Unless your product requires a lot of wood-work it will hardly pay you to add a woodworking shop to your plant, though sometimes a jig-saw, see Fig. 94, or a band-saw, as shown in Fig. 95, will often prove of service.

It is the same way with a foundry, for unless you need a large number of castings right along it is as a rule cheaper to farm the work out to some founder in your own town.

Buying the Stock.—I do not mean the stock of your company—let your friends and the public do that—but the raw materials, as the stock is sometimes called, which you are to convert into the finished product.

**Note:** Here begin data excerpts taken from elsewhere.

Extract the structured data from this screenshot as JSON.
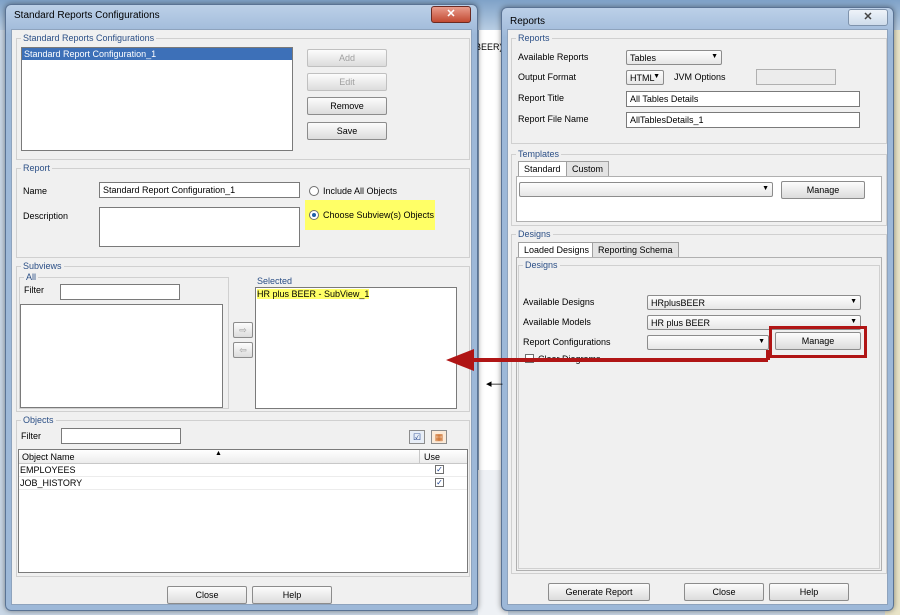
{
  "left_window": {
    "title": "Standard Reports Configurations",
    "configs_legend": "Standard Reports Configurations",
    "configs_list": [
      "Standard Report Configuration_1"
    ],
    "add_label": "Add",
    "edit_label": "Edit",
    "remove_label": "Remove",
    "save_label": "Save",
    "report_legend": "Report",
    "name_label": "Name",
    "name_value": "Standard Report Configuration_1",
    "description_label": "Description",
    "include_all_label": "Include All Objects",
    "choose_subviews_label": "Choose Subview(s) Objects",
    "subviews_legend": "Subviews",
    "all_legend": "All",
    "filter_label": "Filter",
    "selected_legend": "Selected",
    "selected_items": [
      "HR plus BEER - SubView_1"
    ],
    "objects_legend": "Objects",
    "objects_filter_label": "Filter",
    "col_object_name": "Object Name",
    "col_use": "Use",
    "objects": [
      {
        "name": "EMPLOYEES",
        "use": true
      },
      {
        "name": "JOB_HISTORY",
        "use": true
      }
    ],
    "close_label": "Close",
    "help_label": "Help"
  },
  "right_window": {
    "title": "Reports",
    "reports_legend": "Reports",
    "available_reports_label": "Available Reports",
    "available_reports_value": "Tables",
    "output_format_label": "Output Format",
    "output_format_value": "HTML",
    "jvm_options_label": "JVM Options",
    "report_title_label": "Report Title",
    "report_title_value": "All Tables Details",
    "report_file_label": "Report File Name",
    "report_file_value": "AllTablesDetails_1",
    "templates_legend": "Templates",
    "tab_standard": "Standard",
    "tab_custom": "Custom",
    "manage_label": "Manage",
    "designs_legend": "Designs",
    "tab_loaded_designs": "Loaded Designs",
    "tab_reporting_schema": "Reporting Schema",
    "inner_designs_legend": "Designs",
    "available_designs_label": "Available Designs",
    "available_designs_value": "HRplusBEER",
    "available_models_label": "Available Models",
    "available_models_value": "HR plus BEER",
    "report_configs_label": "Report Configurations",
    "manage2_label": "Manage",
    "clear_diagrams_label": "Clear Diagrams",
    "generate_label": "Generate Report",
    "close_label": "Close",
    "help_label": "Help"
  },
  "background": {
    "partial_text": "BEER)"
  },
  "colors": {
    "highlight": "#ffff66",
    "callout_red": "#b01515"
  }
}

Before you order either machinery or stock, try to standardize your product, that is to say whatever it is you intend to manufacture have it in such shape that you are satisfied to market it without making any further changes in it, at least for some time to come. It is the after-changes, the constant changes that have kept many a manufacturer poor, aye, forced him to the wall.

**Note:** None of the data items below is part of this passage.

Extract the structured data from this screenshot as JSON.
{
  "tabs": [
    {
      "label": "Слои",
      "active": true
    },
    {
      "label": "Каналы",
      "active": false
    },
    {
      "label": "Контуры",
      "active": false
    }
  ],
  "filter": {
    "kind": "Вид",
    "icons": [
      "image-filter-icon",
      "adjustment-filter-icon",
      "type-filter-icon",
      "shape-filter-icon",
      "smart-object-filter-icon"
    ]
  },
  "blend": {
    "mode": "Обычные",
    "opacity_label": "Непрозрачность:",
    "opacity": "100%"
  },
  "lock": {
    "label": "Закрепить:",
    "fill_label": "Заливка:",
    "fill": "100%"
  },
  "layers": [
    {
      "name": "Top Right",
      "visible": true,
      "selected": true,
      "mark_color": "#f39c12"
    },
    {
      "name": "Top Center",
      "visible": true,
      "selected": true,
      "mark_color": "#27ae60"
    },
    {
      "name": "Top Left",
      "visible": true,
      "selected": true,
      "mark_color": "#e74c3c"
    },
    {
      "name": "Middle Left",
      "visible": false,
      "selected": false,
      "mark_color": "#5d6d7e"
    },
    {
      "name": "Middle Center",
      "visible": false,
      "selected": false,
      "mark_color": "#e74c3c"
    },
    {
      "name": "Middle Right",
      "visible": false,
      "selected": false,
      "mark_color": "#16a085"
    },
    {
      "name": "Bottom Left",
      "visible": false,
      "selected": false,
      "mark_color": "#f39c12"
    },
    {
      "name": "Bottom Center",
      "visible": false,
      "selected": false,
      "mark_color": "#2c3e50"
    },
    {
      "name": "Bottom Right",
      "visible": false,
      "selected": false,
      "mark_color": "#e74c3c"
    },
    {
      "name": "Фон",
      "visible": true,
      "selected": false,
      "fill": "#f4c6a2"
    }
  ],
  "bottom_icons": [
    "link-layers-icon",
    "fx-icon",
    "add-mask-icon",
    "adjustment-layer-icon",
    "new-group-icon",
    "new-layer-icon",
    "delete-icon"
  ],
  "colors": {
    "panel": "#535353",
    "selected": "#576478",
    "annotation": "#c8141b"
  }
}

Having a standardized article, object or machine, you and your associates should determine on the number to be built first and then you can go over the model in detail and figure out just how much of each kind of stock, such as brass rod, sheet hard rubber, screws, washers, nuts, etc., you will need, allowing of course for waste and breakage.

Now when you are ordering the tools and machines for your shop get prices on and order your stock at the same time and see to it you do not overlook any little thing and so have to wait for something you forgot.

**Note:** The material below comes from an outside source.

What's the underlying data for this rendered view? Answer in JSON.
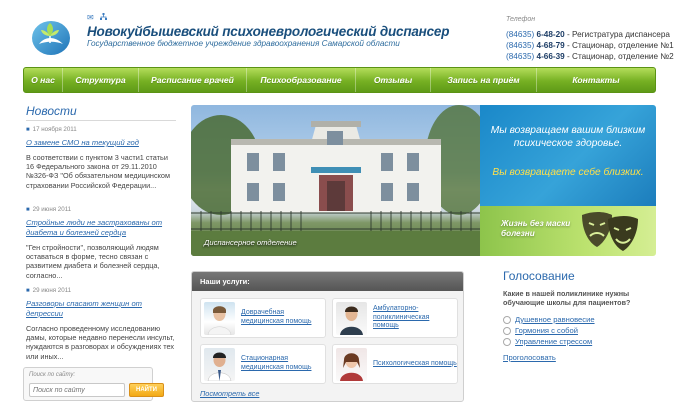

Screws, nuts, washers, bolts and some other small supplies can be bought in wholesale lots cheaper than you could possibly make them in your own shop and it is false economy to make anything with ordinary machine tools that can be bought from some other manufacturer who does the work with automatic machinery.

Organizing a Shop Force.—I am taking it for granted that if you have enough ability to invent, design and make a working model of an invention and get an organization together to manufacture and market it you will certainly have enough ability left to build up and superintend the body of your enterprise and that is your shop force.

Your first effort in this direction should be to hire a good foreman; this, though, is not an easy thing to do for a foreman must be something more than a thorough machinist who can use any tool or run any machine. He must be able to get the best there is in them out of the other men under him and see that each one is put on the job which he is best adapted to do.